El panadero de una esquina cercana también lo había tenido como cliente. Los dulces eran sus predilectos, pero su verdadera debilidad eran los cañoncitos de dulce de leche. “Lo que son las cosas de la vida, ¿no?”, dijo, mientras terminaba de pesar un kilo de pan individual y medio de criollos para una de sus asiduas clientas, quien no dudó en asentir con la cabeza.

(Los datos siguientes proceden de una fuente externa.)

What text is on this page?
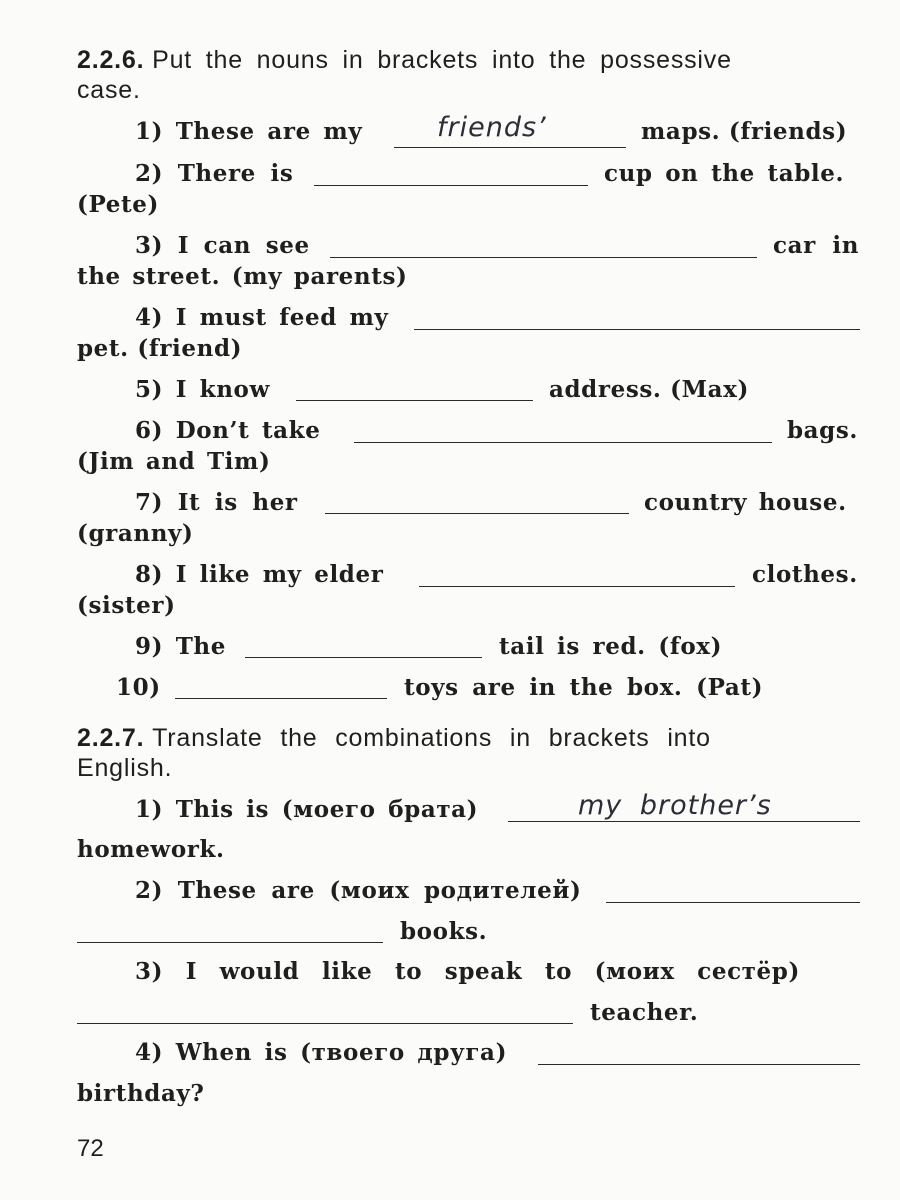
2.2.6. Put the nouns in brackets into the possessive
case.
1) These are my	friends’	maps. (friends)
2) There is	cup on the table.
(Pete)
3) I can see	car in
the street. (my parents)
4) I must feed my
pet. (friend)
5) I know	address. (Max)
6) Don’t take	bags.
(Jim and Tim)
7) It is her	country house.
(granny)
8) I like my elder	clothes.
(sister)
9) The	tail is red. (fox)
10)	toys are in the box. (Pat)
2.2.7. Translate the combinations in brackets into
English.
1) This is (моего брата)	my brother’s
homework.
2) These are (моих родителей)
books.
3) I would like to speak to (моих сестёр)
teacher.
4) When is (твоего друга)
birthday?
72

Pronto, en tan sólo algunas horas, decenas de comerciantes de la zona céntrica hablaban con simpatía y tristeza a la vez de quien, hasta hacía algunos instantes, era un perfecto desconocido, especialmente para quien no era concurrente habitual de aquel furioso pedazo de la ciudad capital. Conocían todo de él cuando aún era “decente”, “trabajador”, “simpático”. Pero en los últimos años, cuando Benito misteriosamente trocó el curso de su vida a hacia la indigencia, ya nadie supo de él. Qué pensaba, qué sentía, qué había visto que otros no, por qué sufría en su miserable soledad, y por qué ya no los visitaba como antes, y elegía observarlos de lejos con una mirada que hería, indignado con su entorno, con el mundo, quizá con Dios. Benito abandonó a todos, y todos lo abandonaron a él. Quizá por eso nadie pudo darme las respuestas que buscaba. Nadie pudo ayudarme a conocer al mendigo que había llamado mi atención, con el que no había cruzado palabra, pero cuyo conocimiento de su existencia me había movido a entrevistar a las personas que compartieron su antigua vida. Pero ahora me pregunto, ¿fue la vida de Benito lo que impulsó a hablar con estas personas? No lo sé. Pero de lo que sí estoy seguro es que el hombre que yace fulminado por un disparo en la cabeza en la puerta de esa armería se llama Benito. Aún empuña el arma que le dio muerte, mientras lo rodean una camilla, médicos y una ambulancia. Y tanto su vida como su muerte, para todos, serán misterios que nadie se interesará en develar, y que todos olvidaremos en cuanto yo haga los dos pasos que me faltan para cruzar esta avenida.


LUCAS GONZÁLEZ FREYTES
13/05/2008


(*) El presente escrito es un trabajo destinado al Curso de Crónica Periodística, dictado por el periodista Alexis Oliva en el Centro Cultural Compay Segundo de Córdoba Capital, Argentina, durante el primer semestre del año 2008.